Y sin embargo, con su tontuna casi llevada al límite, Navin se hizo tan millonario como su hermano o incluso más. Si Forrest heredó de Bubba el negocio de las gambas justo cuando las gambas se reproducían a tutiplén, Navin, en un arranque de genialidad que sólo tienen los tontos de remate, los ultratontos de verdad, inventó el opti-grab para que las gafas nunca se cayeran al suelo cuando se aflojan las patillas. Patentas un simple tope nasal añadido a la montura y ya puedes comprarte un palacio con tres piscinas cerca de Hollywood. Y hacer que las mujeres, que antes te rehuían porque solo buscaban la inteligencia y el sentido del humor, ahora caigan rendidas a tus pies. Lo piensas fríamente y no sabes si reír o echarte a llorar. Menos mal que la película es una comedia absurda y enloquecida. 

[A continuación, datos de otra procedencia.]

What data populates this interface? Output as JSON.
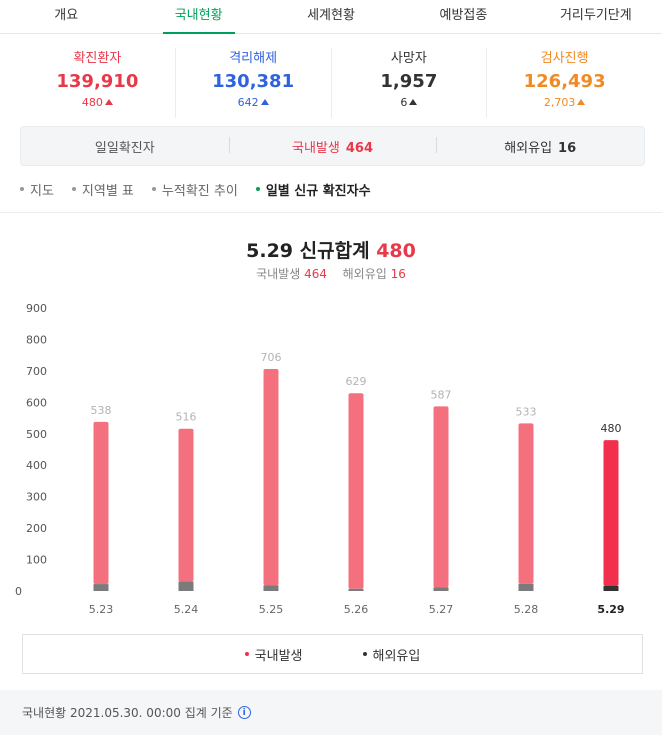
{
  "tabs": [
    {
      "label": "개요",
      "active": false
    },
    {
      "label": "국내현황",
      "active": true
    },
    {
      "label": "세계현황",
      "active": false
    },
    {
      "label": "예방접종",
      "active": false
    },
    {
      "label": "거리두기단계",
      "active": false
    }
  ],
  "stats": [
    {
      "label": "확진환자",
      "value": "139,910",
      "delta": "480",
      "color": "#e8394a"
    },
    {
      "label": "격리해제",
      "value": "130,381",
      "delta": "642",
      "color": "#2e62e0"
    },
    {
      "label": "사망자",
      "value": "1,957",
      "delta": "6",
      "color": "#333333"
    },
    {
      "label": "검사진행",
      "value": "126,493",
      "delta": "2,703",
      "color": "#f08a24"
    }
  ],
  "breakdown": {
    "daily_label": "일일확진자",
    "domestic_label": "국내발생",
    "domestic_value": "464",
    "overseas_label": "해외유입",
    "overseas_value": "16"
  },
  "subnav": [
    {
      "label": "지도",
      "active": false
    },
    {
      "label": "지역별 표",
      "active": false
    },
    {
      "label": "누적확진 추이",
      "active": false
    },
    {
      "label": "일별 신규 확진자수",
      "active": true
    }
  ],
  "chart_header": {
    "title_prefix": "5.29 신규합계",
    "title_value": "480",
    "sub_domestic_label": "국내발생",
    "sub_domestic_value": "464",
    "sub_overseas_label": "해외유입",
    "sub_overseas_value": "16"
  },
  "colors": {
    "domestic": "#f5707f",
    "domestic_latest": "#f2304d",
    "overseas": "#7b7b7b",
    "overseas_latest": "#333333",
    "accent_green": "#00a05a"
  },
  "chart_data": {
    "type": "bar",
    "stacked": true,
    "categories": [
      "5.23",
      "5.24",
      "5.25",
      "5.26",
      "5.27",
      "5.28",
      "5.29"
    ],
    "series": [
      {
        "name": "국내발생",
        "values": [
          516,
          486,
          688,
          622,
          575,
          510,
          464
        ]
      },
      {
        "name": "해외유입",
        "values": [
          22,
          30,
          18,
          7,
          12,
          23,
          16
        ]
      }
    ],
    "totals": [
      "538",
      "516",
      "706",
      "629",
      "587",
      "533",
      "480"
    ],
    "yticks": [
      "0",
      "100",
      "200",
      "300",
      "400",
      "500",
      "600",
      "700",
      "800",
      "900"
    ],
    "ylim": [
      0,
      900
    ],
    "grid": false,
    "legend_position": "bottom"
  },
  "footer": {
    "text": "국내현황 2021.05.30. 00:00 집계 기준"
  }
}
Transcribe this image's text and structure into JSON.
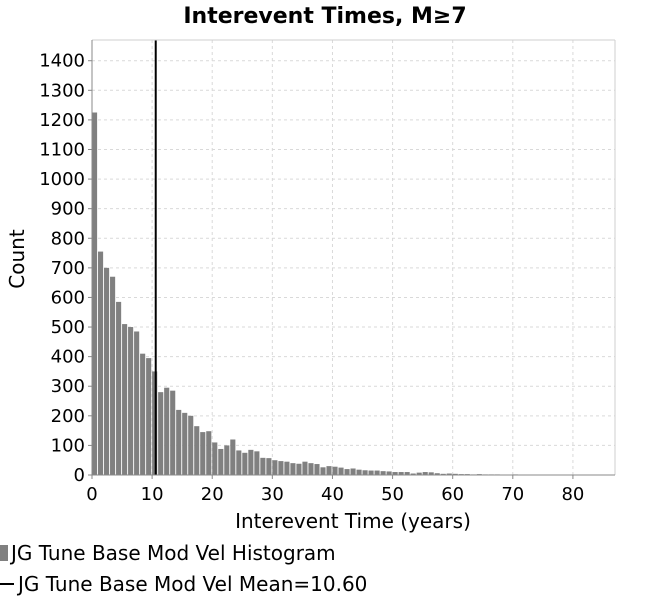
{
  "chart_data": {
    "type": "bar",
    "title": "Interevent Times, M≥7",
    "xlabel": "Interevent Time (years)",
    "ylabel": "Count",
    "xlim": [
      0,
      87
    ],
    "ylim": [
      0,
      1470
    ],
    "xticks": [
      0,
      10,
      20,
      30,
      40,
      50,
      60,
      70,
      80
    ],
    "yticks": [
      0,
      100,
      200,
      300,
      400,
      500,
      600,
      700,
      800,
      900,
      1000,
      1100,
      1200,
      1300,
      1400
    ],
    "grid": true,
    "bin_width": 1,
    "bar_color": "#808080",
    "series": [
      {
        "name": "JG Tune Base Mod Vel Histogram",
        "x": [
          0.5,
          1.5,
          2.5,
          3.5,
          4.5,
          5.5,
          6.5,
          7.5,
          8.5,
          9.5,
          10.5,
          11.5,
          12.5,
          13.5,
          14.5,
          15.5,
          16.5,
          17.5,
          18.5,
          19.5,
          20.5,
          21.5,
          22.5,
          23.5,
          24.5,
          25.5,
          26.5,
          27.5,
          28.5,
          29.5,
          30.5,
          31.5,
          32.5,
          33.5,
          34.5,
          35.5,
          36.5,
          37.5,
          38.5,
          39.5,
          40.5,
          41.5,
          42.5,
          43.5,
          44.5,
          45.5,
          46.5,
          47.5,
          48.5,
          49.5,
          50.5,
          51.5,
          52.5,
          53.5,
          54.5,
          55.5,
          56.5,
          57.5,
          58.5,
          59.5,
          60.5,
          61.5,
          62.5,
          63.5,
          64.5,
          65.5,
          66.5,
          67.5,
          68.5,
          69.5,
          70.5,
          71.5,
          72.5,
          73.5,
          74.5,
          75.5,
          76.5,
          77.5,
          78.5,
          79.5,
          80.5,
          81.5,
          82.5,
          83.5,
          84.5,
          85.5,
          86.5
        ],
        "values": [
          1225,
          755,
          700,
          670,
          585,
          510,
          500,
          485,
          410,
          395,
          350,
          280,
          295,
          285,
          220,
          210,
          200,
          165,
          145,
          148,
          110,
          88,
          100,
          120,
          83,
          75,
          85,
          80,
          58,
          57,
          50,
          47,
          45,
          40,
          38,
          45,
          40,
          37,
          26,
          30,
          28,
          25,
          20,
          22,
          18,
          16,
          15,
          15,
          13,
          12,
          10,
          10,
          10,
          5,
          8,
          10,
          9,
          6,
          4,
          5,
          4,
          3,
          3,
          2,
          3,
          2,
          2,
          2,
          1,
          1,
          2,
          1,
          1,
          0,
          1,
          1,
          1,
          0,
          0,
          0,
          1,
          0,
          0,
          1,
          0,
          1,
          0
        ]
      }
    ],
    "mean_line": {
      "name": "JG Tune Base Mod Vel Mean=10.60",
      "x": 10.6,
      "color": "#000000"
    }
  },
  "legend": [
    {
      "label": "JG Tune Base Mod Vel Histogram",
      "kind": "bar"
    },
    {
      "label": "JG Tune Base Mod Vel Mean=10.60",
      "kind": "line"
    }
  ]
}
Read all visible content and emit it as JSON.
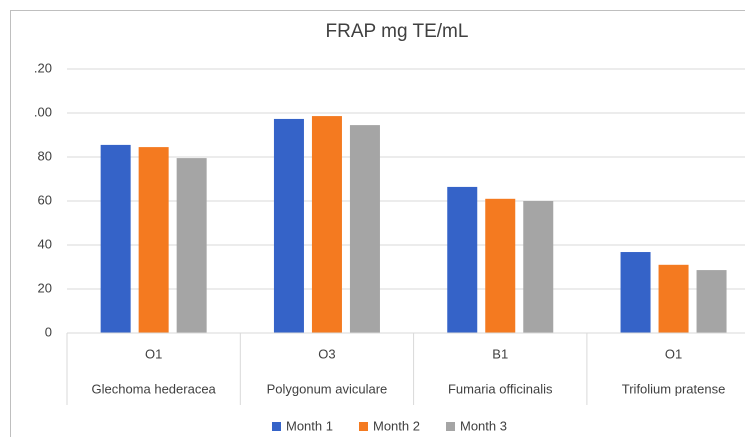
{
  "chart_data": {
    "type": "bar",
    "title": "FRAP mg TE/mL",
    "category_codes": [
      "O1",
      "O3",
      "B1",
      "O1"
    ],
    "categories": [
      "Glechoma hederacea",
      "Polygonum aviculare",
      "Fumaria officinalis",
      "Trifolium pratense"
    ],
    "series": [
      {
        "name": "Month 1",
        "color": "#3563c8",
        "values": [
          85.5,
          97.3,
          66.4,
          36.8
        ]
      },
      {
        "name": "Month 2",
        "color": "#f47a20",
        "values": [
          84.5,
          98.6,
          61,
          31
        ]
      },
      {
        "name": "Month 3",
        "color": "#a5a5a5",
        "values": [
          79.5,
          94.5,
          60,
          28.6
        ]
      }
    ],
    "ylim": [
      0,
      120
    ],
    "yticks": [
      0,
      20,
      40,
      60,
      80,
      {
        "value": 100,
        "label": ".00"
      },
      {
        "value": 120,
        "label": ".20"
      }
    ],
    "grid": true,
    "legend": "bottom"
  }
}
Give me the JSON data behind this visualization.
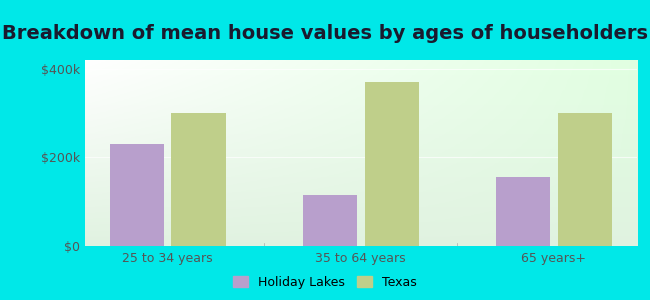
{
  "title": "Breakdown of mean house values by ages of householders",
  "categories": [
    "25 to 34 years",
    "35 to 64 years",
    "65 years+"
  ],
  "holiday_lakes": [
    230000,
    115000,
    155000
  ],
  "texas": [
    300000,
    370000,
    300000
  ],
  "bar_color_hl": "#b89fcc",
  "bar_color_tx": "#bfcf8a",
  "background_color": "#00e8e8",
  "ylabel_ticks": [
    0,
    200000,
    400000
  ],
  "ylabel_labels": [
    "$0",
    "$200k",
    "$400k"
  ],
  "ylim": [
    0,
    420000
  ],
  "legend_hl": "Holiday Lakes",
  "legend_tx": "Texas",
  "title_fontsize": 14,
  "tick_fontsize": 9,
  "legend_fontsize": 9,
  "bar_width": 0.28,
  "title_color": "#1a1a2e"
}
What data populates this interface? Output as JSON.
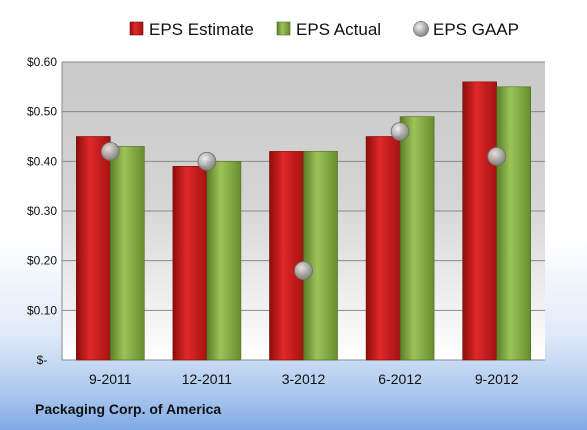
{
  "company": "Packaging Corp. of America",
  "chart_data": {
    "type": "bar",
    "categories": [
      "9-2011",
      "12-2011",
      "3-2012",
      "6-2012",
      "9-2012"
    ],
    "series": [
      {
        "name": "EPS Estimate",
        "type": "bar",
        "color": "#c41a1a",
        "values": [
          0.45,
          0.39,
          0.42,
          0.45,
          0.56
        ]
      },
      {
        "name": "EPS Actual",
        "type": "bar",
        "color": "#7aa33a",
        "values": [
          0.43,
          0.4,
          0.42,
          0.49,
          0.55
        ]
      },
      {
        "name": "EPS GAAP",
        "type": "scatter",
        "color": "#a9a9a9",
        "values": [
          0.42,
          0.4,
          0.18,
          0.46,
          0.41
        ]
      }
    ],
    "ylim": [
      0,
      0.6
    ],
    "yticks": [
      {
        "value": 0.6,
        "label": "$0.60"
      },
      {
        "value": 0.5,
        "label": "$0.50"
      },
      {
        "value": 0.4,
        "label": "$0.40"
      },
      {
        "value": 0.3,
        "label": "$0.30"
      },
      {
        "value": 0.2,
        "label": "$0.20"
      },
      {
        "value": 0.1,
        "label": "$0.10"
      },
      {
        "value": 0.0,
        "label": "$-"
      }
    ],
    "grid": true,
    "legend": "top"
  }
}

Viéndola me acordaba de un sueño que una vez escribió Manuel Vicent en su columna: haber tenido eso, un golpe de genialidad industrial -inventar una rosca para los cartones de leche, por ejemplo- y ya vivir toda la vida de los royalties, quizá no a cuerpo de rey, pero sí liberado de la esclavitud de levantarse cada mañana para venir a trabajar. Llevar, gracias a un invento mínimo pero fundamental, de esos que facilitan la vida en Occidente, una vida monástica pero no monacal, dedicada a la lectura y a la escritura, al paseo y a la compañía. Una vida sin estrés, sin horarios, que es la única vida de verdad, como aquella del Paraíso Terrenal antes de que llegara el ángel flamígero a joderlo todo.

Por lo demás, “Un loco anda suelto” es una suprema tontería. A veces te ríes mucho y a veces no entiendes donde está la gracia. Steve Martin haciendo de "tonto deluxe" tiene registros más descacharrantes en  su filmografía.